Mr. Gandhi, presenting his ‘formula’, said, “Draw up a list of retirements for next five years and renew it every year; estimate vacancies due to deaths, resignations, promotions based on previous three years’ data; and every year, forecast the number of cases for next three years and factor the additional judges required.” Adding up the three, the process of exams and collegium recommendations can be started every six months.
Speaking at the event, retired Justice B.N. Srikrishna of the Supreme Court, said, “There are a number of variables that vary in their capacities to increase judicial disposal. It depends on the number of judges, quality of judges, quality of legislation and quality of lawyers.”

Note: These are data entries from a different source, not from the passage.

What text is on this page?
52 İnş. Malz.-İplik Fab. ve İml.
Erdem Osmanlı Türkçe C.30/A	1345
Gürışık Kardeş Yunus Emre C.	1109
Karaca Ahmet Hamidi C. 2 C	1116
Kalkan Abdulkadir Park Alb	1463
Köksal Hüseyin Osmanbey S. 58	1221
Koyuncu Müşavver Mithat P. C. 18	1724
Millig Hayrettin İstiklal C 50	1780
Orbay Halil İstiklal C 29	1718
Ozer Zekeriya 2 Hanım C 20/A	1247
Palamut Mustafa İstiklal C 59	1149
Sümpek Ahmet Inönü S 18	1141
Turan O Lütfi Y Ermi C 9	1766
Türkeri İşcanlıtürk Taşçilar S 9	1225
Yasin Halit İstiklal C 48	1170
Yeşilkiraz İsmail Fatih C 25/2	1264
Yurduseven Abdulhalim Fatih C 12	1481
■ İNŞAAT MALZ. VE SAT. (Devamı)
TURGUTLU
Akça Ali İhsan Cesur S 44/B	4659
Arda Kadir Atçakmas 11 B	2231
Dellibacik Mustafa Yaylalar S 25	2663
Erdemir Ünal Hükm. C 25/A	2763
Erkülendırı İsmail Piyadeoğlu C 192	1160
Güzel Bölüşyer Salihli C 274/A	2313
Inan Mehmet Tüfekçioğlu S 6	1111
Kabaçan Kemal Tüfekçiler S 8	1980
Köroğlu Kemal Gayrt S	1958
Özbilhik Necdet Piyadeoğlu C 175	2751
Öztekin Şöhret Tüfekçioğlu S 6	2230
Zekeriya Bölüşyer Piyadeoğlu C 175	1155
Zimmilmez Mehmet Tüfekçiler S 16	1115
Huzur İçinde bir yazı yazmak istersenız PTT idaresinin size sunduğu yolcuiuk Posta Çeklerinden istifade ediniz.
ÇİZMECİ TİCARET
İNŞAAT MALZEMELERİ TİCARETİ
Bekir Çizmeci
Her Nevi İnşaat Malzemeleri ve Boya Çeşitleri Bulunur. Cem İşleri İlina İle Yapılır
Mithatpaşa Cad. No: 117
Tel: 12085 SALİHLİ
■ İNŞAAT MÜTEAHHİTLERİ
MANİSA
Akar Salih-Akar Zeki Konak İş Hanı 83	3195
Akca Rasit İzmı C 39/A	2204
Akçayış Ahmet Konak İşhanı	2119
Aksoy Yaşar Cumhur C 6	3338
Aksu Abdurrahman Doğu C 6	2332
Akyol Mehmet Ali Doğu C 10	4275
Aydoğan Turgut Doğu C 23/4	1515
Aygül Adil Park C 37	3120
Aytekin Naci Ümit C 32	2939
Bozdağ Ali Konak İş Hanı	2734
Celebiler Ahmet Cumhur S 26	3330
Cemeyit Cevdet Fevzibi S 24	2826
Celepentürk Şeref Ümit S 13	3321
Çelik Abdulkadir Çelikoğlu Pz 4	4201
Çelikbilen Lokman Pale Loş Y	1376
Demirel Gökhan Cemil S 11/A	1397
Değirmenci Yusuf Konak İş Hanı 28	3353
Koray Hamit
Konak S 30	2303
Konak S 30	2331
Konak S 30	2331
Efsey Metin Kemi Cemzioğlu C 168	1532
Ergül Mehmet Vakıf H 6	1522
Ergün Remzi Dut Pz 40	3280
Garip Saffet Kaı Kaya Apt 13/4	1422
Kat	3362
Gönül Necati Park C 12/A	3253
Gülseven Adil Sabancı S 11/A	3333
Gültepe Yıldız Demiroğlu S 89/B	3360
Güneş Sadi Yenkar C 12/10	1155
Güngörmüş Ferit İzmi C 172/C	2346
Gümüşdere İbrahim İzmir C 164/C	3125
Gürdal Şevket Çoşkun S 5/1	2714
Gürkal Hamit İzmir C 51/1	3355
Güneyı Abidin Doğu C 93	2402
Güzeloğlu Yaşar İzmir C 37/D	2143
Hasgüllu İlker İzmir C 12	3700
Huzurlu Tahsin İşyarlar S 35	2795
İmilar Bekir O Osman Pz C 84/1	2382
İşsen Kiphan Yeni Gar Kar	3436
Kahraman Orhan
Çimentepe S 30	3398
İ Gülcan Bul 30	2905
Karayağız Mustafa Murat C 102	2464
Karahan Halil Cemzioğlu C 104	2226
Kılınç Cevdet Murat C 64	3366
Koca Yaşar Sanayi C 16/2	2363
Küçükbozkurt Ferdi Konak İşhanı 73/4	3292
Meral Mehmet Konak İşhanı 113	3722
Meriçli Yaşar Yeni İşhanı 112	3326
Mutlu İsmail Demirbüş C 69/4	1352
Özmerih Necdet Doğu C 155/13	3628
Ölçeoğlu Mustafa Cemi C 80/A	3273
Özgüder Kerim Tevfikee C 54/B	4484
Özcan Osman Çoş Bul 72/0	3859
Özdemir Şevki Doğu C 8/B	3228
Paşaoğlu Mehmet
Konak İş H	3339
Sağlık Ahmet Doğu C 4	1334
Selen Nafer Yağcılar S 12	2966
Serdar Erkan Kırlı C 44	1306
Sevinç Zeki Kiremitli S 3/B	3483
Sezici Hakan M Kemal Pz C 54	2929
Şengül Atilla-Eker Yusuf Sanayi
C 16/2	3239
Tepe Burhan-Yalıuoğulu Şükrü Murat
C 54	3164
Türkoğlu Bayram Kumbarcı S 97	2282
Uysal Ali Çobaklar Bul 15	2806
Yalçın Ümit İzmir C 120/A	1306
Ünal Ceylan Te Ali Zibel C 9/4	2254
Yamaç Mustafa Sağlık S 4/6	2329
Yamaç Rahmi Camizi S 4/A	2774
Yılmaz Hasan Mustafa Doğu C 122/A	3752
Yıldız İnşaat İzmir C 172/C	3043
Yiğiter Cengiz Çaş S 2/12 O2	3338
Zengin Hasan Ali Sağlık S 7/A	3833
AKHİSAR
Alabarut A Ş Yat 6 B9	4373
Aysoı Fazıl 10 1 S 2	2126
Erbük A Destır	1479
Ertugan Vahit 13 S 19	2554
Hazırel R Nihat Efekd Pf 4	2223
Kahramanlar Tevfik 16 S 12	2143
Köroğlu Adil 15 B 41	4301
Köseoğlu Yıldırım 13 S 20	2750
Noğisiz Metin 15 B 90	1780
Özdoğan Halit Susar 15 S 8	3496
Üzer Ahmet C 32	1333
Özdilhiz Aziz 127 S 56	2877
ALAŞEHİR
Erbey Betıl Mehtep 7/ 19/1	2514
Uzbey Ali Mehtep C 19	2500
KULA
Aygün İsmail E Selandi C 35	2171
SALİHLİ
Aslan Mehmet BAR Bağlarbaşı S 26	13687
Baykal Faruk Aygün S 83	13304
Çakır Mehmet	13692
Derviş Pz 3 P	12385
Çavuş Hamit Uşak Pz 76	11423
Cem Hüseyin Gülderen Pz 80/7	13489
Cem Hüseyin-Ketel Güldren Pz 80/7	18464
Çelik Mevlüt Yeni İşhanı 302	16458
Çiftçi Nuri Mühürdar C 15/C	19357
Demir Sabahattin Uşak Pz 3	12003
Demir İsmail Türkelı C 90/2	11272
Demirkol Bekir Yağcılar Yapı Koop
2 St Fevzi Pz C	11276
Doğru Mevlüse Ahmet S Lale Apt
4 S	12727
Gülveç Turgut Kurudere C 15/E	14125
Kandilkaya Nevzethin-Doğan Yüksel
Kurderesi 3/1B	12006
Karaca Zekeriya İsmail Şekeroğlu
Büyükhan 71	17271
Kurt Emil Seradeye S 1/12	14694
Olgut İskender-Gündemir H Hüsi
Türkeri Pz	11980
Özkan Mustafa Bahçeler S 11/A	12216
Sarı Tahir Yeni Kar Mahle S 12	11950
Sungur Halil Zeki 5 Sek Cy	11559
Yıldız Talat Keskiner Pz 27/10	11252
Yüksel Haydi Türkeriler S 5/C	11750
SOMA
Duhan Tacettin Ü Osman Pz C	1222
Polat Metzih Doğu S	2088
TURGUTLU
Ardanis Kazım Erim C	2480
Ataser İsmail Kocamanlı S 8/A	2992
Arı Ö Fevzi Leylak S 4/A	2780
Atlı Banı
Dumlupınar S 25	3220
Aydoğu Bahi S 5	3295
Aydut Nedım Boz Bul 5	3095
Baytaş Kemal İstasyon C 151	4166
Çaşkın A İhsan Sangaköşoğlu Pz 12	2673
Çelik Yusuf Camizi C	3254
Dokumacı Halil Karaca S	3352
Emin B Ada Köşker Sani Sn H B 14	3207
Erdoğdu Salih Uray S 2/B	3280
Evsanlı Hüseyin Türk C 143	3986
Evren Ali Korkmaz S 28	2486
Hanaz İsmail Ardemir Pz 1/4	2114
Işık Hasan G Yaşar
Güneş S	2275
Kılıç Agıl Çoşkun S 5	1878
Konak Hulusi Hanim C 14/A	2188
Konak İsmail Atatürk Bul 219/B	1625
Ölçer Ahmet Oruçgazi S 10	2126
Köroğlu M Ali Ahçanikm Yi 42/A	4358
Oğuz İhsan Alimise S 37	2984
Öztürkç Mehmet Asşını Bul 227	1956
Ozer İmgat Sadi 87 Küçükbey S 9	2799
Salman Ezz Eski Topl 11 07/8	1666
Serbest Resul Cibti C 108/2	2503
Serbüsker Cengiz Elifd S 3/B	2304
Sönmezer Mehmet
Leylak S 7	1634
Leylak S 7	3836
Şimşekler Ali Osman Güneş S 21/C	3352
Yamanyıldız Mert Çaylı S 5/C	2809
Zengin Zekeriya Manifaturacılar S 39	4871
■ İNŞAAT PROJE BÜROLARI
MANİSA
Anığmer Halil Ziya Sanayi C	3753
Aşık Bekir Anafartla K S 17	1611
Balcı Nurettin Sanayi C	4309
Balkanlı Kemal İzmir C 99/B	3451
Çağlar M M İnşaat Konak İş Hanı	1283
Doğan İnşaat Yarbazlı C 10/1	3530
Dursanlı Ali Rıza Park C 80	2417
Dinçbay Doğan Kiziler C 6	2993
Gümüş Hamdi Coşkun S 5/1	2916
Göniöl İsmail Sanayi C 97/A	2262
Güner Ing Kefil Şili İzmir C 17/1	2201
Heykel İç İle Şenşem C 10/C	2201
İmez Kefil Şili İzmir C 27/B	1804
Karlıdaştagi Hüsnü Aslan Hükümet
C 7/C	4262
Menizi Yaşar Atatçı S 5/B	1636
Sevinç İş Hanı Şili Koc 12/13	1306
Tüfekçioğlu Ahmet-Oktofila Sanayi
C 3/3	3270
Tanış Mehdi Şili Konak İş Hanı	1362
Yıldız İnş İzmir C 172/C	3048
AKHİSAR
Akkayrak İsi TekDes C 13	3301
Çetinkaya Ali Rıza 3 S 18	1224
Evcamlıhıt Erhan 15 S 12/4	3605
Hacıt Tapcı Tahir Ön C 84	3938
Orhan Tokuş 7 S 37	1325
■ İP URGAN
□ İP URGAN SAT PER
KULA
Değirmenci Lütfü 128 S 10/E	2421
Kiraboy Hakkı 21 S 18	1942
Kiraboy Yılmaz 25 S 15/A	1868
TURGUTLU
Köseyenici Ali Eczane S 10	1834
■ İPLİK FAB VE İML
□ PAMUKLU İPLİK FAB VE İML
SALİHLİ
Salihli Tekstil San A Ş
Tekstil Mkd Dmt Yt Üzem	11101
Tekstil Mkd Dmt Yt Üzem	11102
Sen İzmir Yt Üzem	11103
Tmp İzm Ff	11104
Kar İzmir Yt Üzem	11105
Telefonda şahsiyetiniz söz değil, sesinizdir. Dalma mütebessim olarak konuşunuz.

Retired Justice J.H. Bhatia of the Bombay High Court said, “justice delayed is justice denied”, and said judges cannot devote enough time to cases. He gave the example of Section 138 (dishonour of cheque for insufficiency, etc., of funds in the account) of the Negotiable Instruments Act and said “the legislation did not realise what will happen to the court by bringing this out.” He said, “Lakhs of matters come up and none can be disposed of in the prescribed six months because the magistrate does not have the time.”
Senior counsel Firoze Andhyarujina listed five steps to reduce pendency. “There should be e-courts, an alternate dispute resolution, increase in tribunals, human resource department in courts and simplification of the law,” he said.
Mr. Gandhi stressed the need to fill vacancies by narrating a story of a 23-year-old farmer from Vidarbha who came to Mumbai in search of a job, spent his first night on the footpath and was detained by the police. He spent three years in jail until a human rights lawyer bailed him out. He went back to his village only to find that his six-month-old child had died and his wife had married a 60-year-old. Heartbroken, he killed himself.